Use mujoco_mpc when you need production-grade predictive sampling or derivative-based planners. Use tdmpc or tdmpc2 when you want a learned latent model plus an online optimizer that already handles the value tail. For vehicle-style domains, acados and CasADi remain strong anchors when you need explicit constraint handling beside the learned model.

Search Diagnostics

A practical planner trace should record the candidate-score distribution, the elite-set variance, and the first-action variance across replans. If CEM returns radically different first actions on nearly identical states, the problem may be search instability rather than model error. If MPPI keeps producing smooth but poor commands, the temperature, exploration noise, or terminal-value scaling may be wrong.

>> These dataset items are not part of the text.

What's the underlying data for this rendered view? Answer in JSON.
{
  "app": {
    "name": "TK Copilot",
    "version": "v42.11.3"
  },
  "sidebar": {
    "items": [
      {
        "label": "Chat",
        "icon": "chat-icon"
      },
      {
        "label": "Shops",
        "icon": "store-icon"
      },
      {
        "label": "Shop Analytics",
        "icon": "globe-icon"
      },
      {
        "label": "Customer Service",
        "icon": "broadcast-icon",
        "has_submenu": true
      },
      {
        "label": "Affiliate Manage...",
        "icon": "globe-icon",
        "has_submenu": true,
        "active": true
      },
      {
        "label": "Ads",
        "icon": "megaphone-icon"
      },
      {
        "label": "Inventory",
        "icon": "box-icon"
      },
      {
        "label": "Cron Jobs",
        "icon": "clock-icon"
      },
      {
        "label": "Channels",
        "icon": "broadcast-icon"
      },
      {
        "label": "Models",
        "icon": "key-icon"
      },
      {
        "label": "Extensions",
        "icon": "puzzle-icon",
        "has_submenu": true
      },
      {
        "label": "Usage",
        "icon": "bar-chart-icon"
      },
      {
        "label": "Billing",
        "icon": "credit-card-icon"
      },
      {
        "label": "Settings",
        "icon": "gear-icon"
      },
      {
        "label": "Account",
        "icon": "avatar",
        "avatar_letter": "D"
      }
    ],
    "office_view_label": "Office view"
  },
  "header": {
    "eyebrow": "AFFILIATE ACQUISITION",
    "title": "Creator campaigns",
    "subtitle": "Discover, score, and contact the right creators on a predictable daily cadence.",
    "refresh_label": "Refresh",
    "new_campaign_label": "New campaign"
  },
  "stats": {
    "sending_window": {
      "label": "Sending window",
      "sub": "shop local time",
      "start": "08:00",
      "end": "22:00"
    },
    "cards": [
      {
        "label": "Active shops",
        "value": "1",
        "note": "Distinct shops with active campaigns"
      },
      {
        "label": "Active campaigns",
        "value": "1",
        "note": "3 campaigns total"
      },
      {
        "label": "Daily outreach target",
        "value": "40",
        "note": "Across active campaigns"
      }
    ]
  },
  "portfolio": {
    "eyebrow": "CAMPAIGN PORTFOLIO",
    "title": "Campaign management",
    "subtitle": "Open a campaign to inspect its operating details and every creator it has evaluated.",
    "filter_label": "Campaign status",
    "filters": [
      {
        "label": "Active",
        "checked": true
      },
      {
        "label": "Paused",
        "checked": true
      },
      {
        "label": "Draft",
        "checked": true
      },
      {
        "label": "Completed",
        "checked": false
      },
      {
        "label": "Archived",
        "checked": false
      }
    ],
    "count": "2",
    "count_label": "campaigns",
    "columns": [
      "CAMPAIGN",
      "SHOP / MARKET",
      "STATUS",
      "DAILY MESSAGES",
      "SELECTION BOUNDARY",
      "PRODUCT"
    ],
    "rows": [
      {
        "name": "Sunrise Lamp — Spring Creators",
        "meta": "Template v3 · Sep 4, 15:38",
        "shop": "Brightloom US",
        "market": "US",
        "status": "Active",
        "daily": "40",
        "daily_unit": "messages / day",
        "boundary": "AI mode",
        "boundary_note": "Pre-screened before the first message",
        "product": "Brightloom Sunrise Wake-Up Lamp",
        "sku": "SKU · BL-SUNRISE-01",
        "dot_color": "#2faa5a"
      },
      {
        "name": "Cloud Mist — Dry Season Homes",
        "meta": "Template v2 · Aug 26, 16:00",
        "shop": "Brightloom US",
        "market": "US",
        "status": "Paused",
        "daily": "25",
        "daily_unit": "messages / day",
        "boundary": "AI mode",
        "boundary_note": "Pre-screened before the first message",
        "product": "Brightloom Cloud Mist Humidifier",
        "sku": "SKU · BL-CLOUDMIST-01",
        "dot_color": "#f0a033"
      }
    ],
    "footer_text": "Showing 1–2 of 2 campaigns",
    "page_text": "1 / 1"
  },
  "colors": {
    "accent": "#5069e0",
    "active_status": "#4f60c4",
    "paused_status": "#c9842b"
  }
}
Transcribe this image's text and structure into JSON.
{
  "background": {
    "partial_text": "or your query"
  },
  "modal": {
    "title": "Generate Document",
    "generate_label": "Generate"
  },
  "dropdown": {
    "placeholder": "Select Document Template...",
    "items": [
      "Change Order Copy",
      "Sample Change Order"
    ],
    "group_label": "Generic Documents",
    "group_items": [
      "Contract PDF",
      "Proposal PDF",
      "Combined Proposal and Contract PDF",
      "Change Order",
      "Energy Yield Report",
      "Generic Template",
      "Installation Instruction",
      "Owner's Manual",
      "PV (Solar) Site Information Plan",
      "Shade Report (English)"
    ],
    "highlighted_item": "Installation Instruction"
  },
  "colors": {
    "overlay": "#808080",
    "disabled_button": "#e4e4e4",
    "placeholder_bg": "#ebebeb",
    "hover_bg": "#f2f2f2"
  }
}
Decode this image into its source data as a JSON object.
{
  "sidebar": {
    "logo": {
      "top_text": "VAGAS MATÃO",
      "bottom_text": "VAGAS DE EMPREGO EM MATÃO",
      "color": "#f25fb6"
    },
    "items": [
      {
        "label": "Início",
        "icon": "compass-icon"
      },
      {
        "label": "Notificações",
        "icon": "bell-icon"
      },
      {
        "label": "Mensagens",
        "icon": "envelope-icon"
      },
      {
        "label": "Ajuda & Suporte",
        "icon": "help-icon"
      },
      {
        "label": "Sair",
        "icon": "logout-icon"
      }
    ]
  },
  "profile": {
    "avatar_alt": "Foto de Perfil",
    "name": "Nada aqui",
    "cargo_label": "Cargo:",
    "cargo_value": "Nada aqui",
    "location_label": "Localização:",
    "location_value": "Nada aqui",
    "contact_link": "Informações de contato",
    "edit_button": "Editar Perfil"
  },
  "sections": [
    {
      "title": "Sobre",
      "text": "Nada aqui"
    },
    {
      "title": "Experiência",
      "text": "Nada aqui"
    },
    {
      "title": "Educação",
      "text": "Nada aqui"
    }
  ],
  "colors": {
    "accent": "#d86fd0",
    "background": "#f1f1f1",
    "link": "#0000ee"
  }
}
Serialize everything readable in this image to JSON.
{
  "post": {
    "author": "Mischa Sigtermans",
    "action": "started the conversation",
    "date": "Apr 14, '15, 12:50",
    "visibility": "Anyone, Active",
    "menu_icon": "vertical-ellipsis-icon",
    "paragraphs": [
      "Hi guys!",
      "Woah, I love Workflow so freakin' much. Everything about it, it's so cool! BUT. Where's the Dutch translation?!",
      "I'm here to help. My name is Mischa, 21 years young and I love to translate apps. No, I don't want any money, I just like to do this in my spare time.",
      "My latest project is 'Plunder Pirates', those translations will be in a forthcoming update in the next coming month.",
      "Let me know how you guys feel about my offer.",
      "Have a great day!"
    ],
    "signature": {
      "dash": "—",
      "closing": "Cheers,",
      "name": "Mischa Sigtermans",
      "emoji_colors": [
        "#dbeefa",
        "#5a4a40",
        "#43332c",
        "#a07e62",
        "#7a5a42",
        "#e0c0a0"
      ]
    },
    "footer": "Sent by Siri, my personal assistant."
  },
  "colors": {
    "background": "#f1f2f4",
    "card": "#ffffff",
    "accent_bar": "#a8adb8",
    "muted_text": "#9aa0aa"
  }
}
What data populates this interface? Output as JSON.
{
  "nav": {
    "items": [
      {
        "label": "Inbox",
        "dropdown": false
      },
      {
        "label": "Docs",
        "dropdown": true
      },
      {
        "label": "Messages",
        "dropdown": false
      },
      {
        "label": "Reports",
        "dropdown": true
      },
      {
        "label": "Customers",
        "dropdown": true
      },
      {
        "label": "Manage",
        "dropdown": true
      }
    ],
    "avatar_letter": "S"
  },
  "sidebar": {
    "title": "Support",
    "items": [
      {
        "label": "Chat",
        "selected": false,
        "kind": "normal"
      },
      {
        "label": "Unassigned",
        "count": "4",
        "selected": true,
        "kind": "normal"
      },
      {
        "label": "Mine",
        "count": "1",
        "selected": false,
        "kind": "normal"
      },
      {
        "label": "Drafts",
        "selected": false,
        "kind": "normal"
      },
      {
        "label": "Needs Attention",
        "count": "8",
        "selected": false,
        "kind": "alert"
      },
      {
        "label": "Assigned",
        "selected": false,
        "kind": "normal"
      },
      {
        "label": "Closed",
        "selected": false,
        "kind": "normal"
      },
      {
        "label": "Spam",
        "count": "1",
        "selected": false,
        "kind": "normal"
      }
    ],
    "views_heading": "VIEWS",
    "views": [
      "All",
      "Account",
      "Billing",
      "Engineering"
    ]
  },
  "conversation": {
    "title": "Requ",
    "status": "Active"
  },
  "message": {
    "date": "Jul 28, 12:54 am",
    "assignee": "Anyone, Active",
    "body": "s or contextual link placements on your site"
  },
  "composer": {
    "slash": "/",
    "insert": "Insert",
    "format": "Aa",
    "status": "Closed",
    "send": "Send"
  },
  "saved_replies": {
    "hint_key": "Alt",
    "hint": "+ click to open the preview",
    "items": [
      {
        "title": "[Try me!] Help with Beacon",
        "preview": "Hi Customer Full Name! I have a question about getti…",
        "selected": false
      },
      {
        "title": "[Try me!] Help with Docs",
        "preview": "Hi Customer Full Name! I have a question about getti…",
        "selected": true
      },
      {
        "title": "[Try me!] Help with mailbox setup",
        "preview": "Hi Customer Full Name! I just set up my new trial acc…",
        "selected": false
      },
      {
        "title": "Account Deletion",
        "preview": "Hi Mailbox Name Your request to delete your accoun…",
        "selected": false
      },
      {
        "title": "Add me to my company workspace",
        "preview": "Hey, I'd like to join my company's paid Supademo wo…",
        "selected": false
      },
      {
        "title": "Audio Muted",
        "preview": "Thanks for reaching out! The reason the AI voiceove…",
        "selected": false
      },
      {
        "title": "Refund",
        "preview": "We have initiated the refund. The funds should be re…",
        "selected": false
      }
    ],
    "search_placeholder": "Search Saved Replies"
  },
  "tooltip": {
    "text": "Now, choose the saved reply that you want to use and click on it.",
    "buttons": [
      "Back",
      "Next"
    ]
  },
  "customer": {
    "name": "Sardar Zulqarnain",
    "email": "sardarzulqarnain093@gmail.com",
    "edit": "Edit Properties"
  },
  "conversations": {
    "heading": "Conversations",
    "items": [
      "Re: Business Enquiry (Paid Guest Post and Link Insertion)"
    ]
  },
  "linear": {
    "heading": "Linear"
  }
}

These diagnostics make planner choice much less mystical. They let readers see whether the failure lived in optimization, representation, or the cost design itself, which is exactly the kind of mechanism-level reasoning a book like this should teach.

Pseudo-Algorithm

Observe the current state, sample action sequences, roll them out through the learned model, score task cost plus risk, execute the first action from the best sequence, then repeat from the next real observation.

Warning

Planner timing is part of the method. A beautiful optimizer that misses the control period is worse than a simpler optimizer that returns stable actions on time.

Practical Example

For a mobile manipulator pushing open a heavy door, CEM may be good enough if the door dynamics are smooth and rollouts are cheap. For a quadruped balancing on uncertain footholds, MPPI or predictive sampling can behave better because many noisy candidate controls are evaluated around a nominal command.

Cross-References

This section follows directly from Section 36.5 and sets up latent-MPC systems such as TD-MPC and TD-MPC2 discussed again in Chapter 38.

Research Frontier

Real systems increasingly mix planner families: sampling for global exploration, gradients for local refinement, and learned value functions for long tails beyond the explicit horizon. The engineering frontier is hybrid planning under fixed clock budgets.

Self Check

Why does executing only the first action make MPC more tolerant of model error than committing to the whole sequence?

Memory Hook

MPC is not prophecy. It is repeated short-horizon course correction with a model in the loop.

Key Takeaway

Planning with learned models succeeds when the rollout model, optimizer, and control period are matched tightly enough that better sequence ranking becomes better real behavior.

Exercise

Choose CEM, MPPI, or a differentiable planner for one robot task and defend the choice. What state is rolled out, what cost is scored, and what timing budget must the optimizer meet?

Bibliography & Further Reading

Primary References And Tools

Reference DeepMind. "MuJoCo MPC." (accessed 2026). https://github.com/google-deepmind/mujoco_mpc

A practical toolkit with predictive sampling and derivative-based planning methods.

Reference Howell, T. et al.. "Predictive Sampling: Real-time Behaviour Synthesis with MuJoCo." (2022). https://arxiv.org/abs/2212.00541

A recent reference for shooting-based predictive control in real-time.

Reference Hansen, N., Wang, X., and Su, H.. "Temporal Difference Learning for Model Predictive Control." (2022). https://arxiv.org/abs/2203.04955

The cleanest modern bridge between learned models and online MPC.